There’s no avoiding her opposites. Regal yet maternal, she has hard lines as well as soft edges.
So far, nature has survived. 30 years after the nuclear explosion at Chernobyl, grass, plants and trees have regrown while wild animals thrive. The empress personifies the natural world and reminds us that while all things come to an end, we can take steps to ensure that endings come from natural cycles rather than deliberate acts of human destruction.
Finally, the myth of Demeter and Persephone offers additional depth to this card. Stolen by Hades, Demeter grieved for the loss of her daughter. The earth failed to flourish and living plants died. A compromise was reached whereby Persephone spent half the year in the underworld and half with her mother. The story explained the seasons but also associates the empress with motherhood and how parentiing is not always easy.
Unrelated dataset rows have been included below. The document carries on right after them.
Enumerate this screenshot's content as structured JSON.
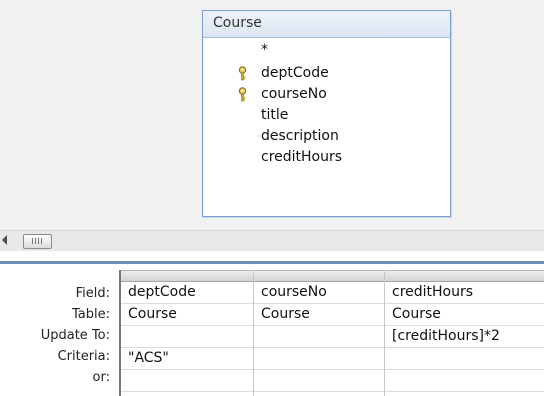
{
  "table": {
    "title": "Course",
    "fields": [
      {
        "name": "*",
        "key": false
      },
      {
        "name": "deptCode",
        "key": true
      },
      {
        "name": "courseNo",
        "key": true
      },
      {
        "name": "title",
        "key": false
      },
      {
        "name": "description",
        "key": false
      },
      {
        "name": "creditHours",
        "key": false
      }
    ]
  },
  "grid": {
    "row_labels": {
      "field": "Field:",
      "table": "Table:",
      "update_to": "Update To:",
      "criteria": "Criteria:",
      "or": "or:"
    },
    "columns": [
      {
        "field": "deptCode",
        "table": "Course",
        "update_to": "",
        "criteria": "\"ACS\"",
        "or": ""
      },
      {
        "field": "courseNo",
        "table": "Course",
        "update_to": "",
        "criteria": "",
        "or": ""
      },
      {
        "field": "creditHours",
        "table": "Course",
        "update_to": "[creditHours]*2",
        "criteria": "",
        "or": ""
      }
    ]
  },
  "colors": {
    "accent": "#7da2ce",
    "splitter": "#6f8fb5",
    "key_icon": "#c9a227"
  },
  "icons": {
    "primary_key": "key-icon",
    "scroll_left": "arrow-left-icon",
    "scroll_thumb": "scroll-thumb-grip-icon"
  }
}
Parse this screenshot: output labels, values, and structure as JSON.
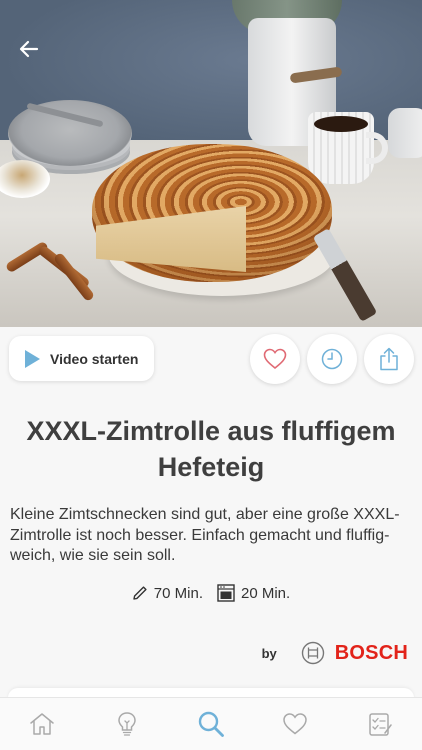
{
  "header": {
    "back_icon": "arrow-left-icon"
  },
  "actions": {
    "video_label": "Video starten",
    "favorite_icon": "heart-icon",
    "timer_icon": "clock-icon",
    "share_icon": "share-icon"
  },
  "recipe": {
    "title": "XXXL-Zimtrolle aus fluffigem Hefeteig",
    "description": "Kleine Zimtschnecken sind gut, aber eine große XXXL-Zimtrolle ist noch besser. Einfach gemacht und fluffig-weich, wie sie sein soll.",
    "prep_time": "70 Min.",
    "bake_time": "20 Min."
  },
  "brand": {
    "by_label": "by",
    "name": "BOSCH"
  },
  "colors": {
    "accent": "#6fb1d8",
    "heart": "#e06a74",
    "brand_red": "#e2231a"
  },
  "tabbar": {
    "items": [
      {
        "name": "home",
        "icon": "home-icon"
      },
      {
        "name": "inspiration",
        "icon": "lightbulb-icon"
      },
      {
        "name": "search",
        "icon": "search-icon",
        "active": true
      },
      {
        "name": "favorites",
        "icon": "heart-icon"
      },
      {
        "name": "shopping-list",
        "icon": "checklist-icon"
      }
    ]
  }
}
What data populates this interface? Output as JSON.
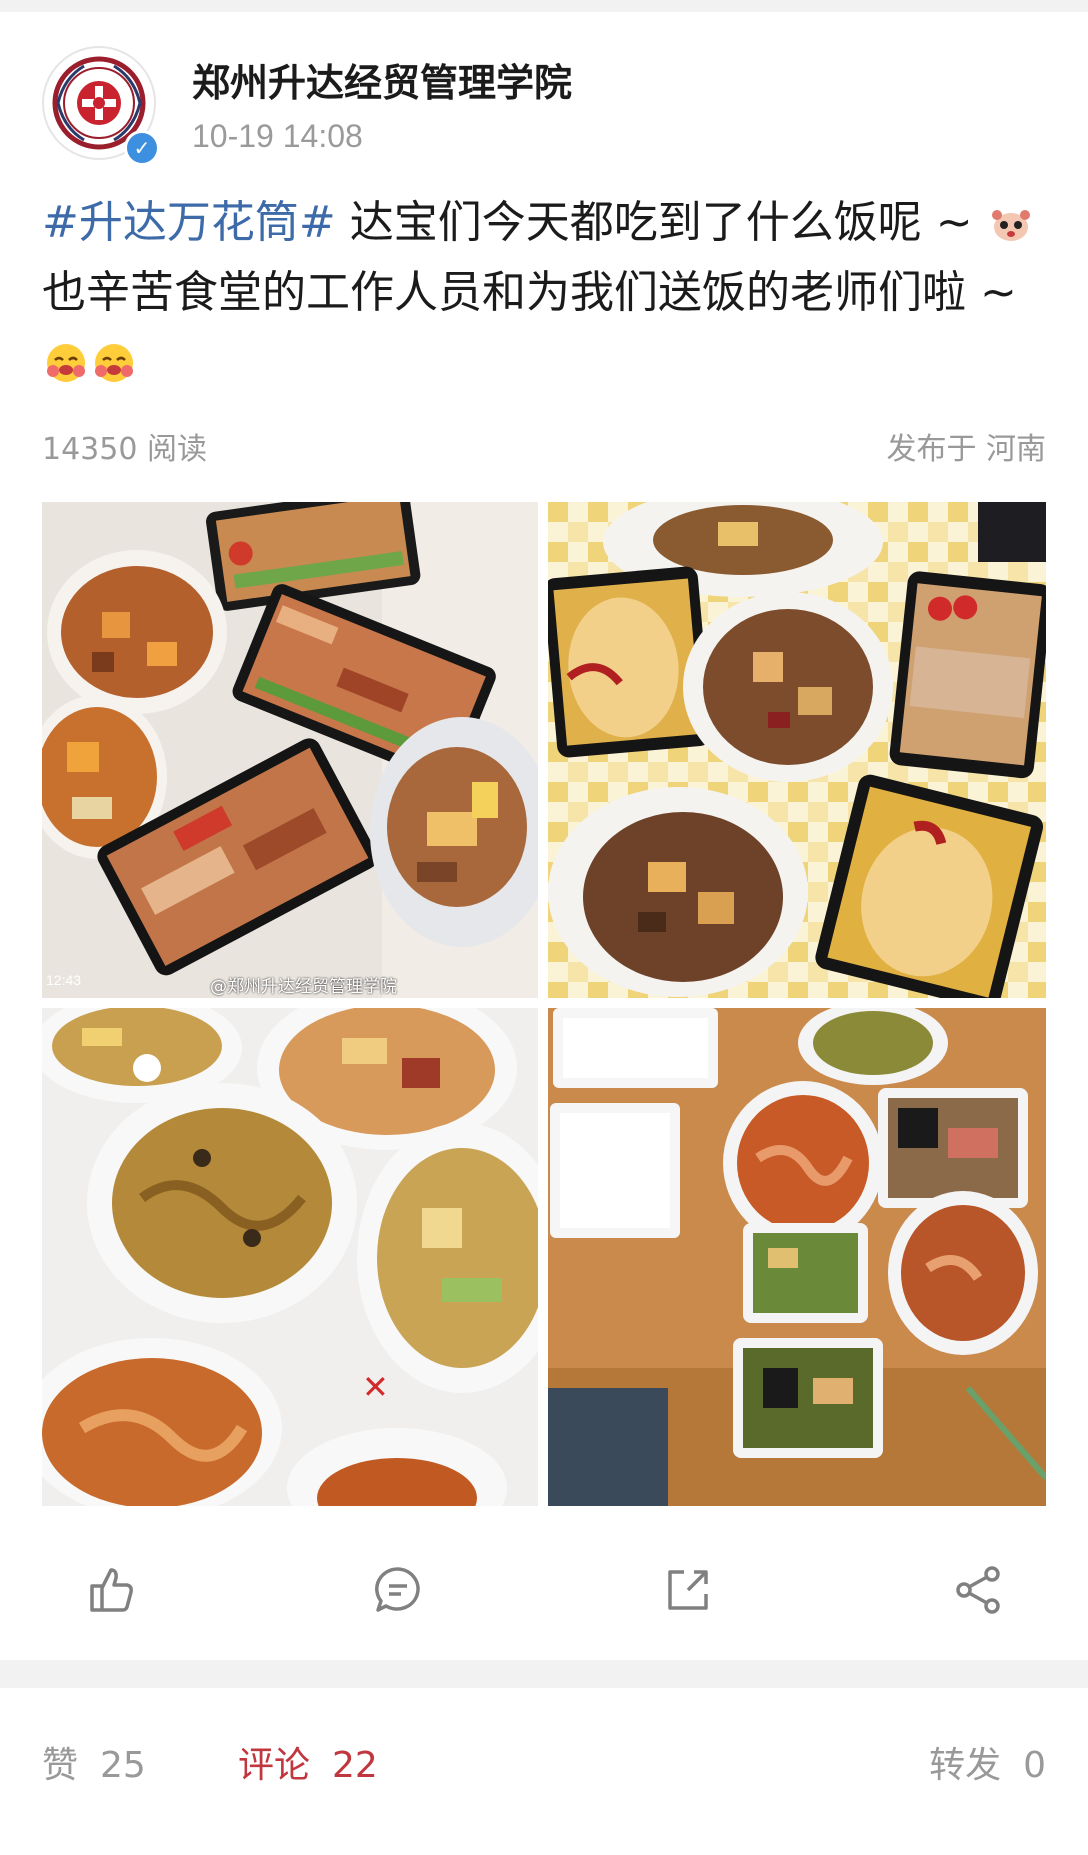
{
  "account": {
    "name": "郑州升达经贸管理学院",
    "time": "10-19 14:08"
  },
  "post": {
    "hashtag": "#升达万花筒#",
    "text_1": " 达宝们今天都吃到了什么饭呢 ~ ",
    "text_2": "也辛苦食堂的工作人员和为我们送饭的老师们啦 ~ "
  },
  "meta": {
    "reads": "14350 阅读",
    "location": "发布于 河南"
  },
  "photo1": {
    "watermark": "@郑州升达经贸管理学院",
    "clock": "12:43"
  },
  "actions": [
    "like-icon",
    "comment-icon",
    "share-icon",
    "forward-icon"
  ],
  "tabs": {
    "likes_label": "赞",
    "likes_count": "25",
    "comments_label": "评论",
    "comments_count": "22",
    "reposts_label": "转发",
    "reposts_count": "0"
  },
  "colors": {
    "hashtag": "#3d6aa8",
    "active_tab": "#c0373f",
    "verified": "#3d8fe0"
  }
}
The empress knows the grief of death and loss, and how children sometimes choose darkness, but regardless of how tough it gets, she reminds the fool life goes on.
It might sound a bit cliche, but the sun rises and sets regardless of how much we mourn what has changed. When the empress appears at a time of despair, she’s there to remind us of hope, no matter how distant it might seem.

After the vitality of the magician and the strangeness of the high priestess, the eporess helps the fool to feel more optimistic.
The next archetype he will meet on a walk through the tarot is the emperor. Here the fool will encounter power and authority again, but through a very different, more patriarchal lens.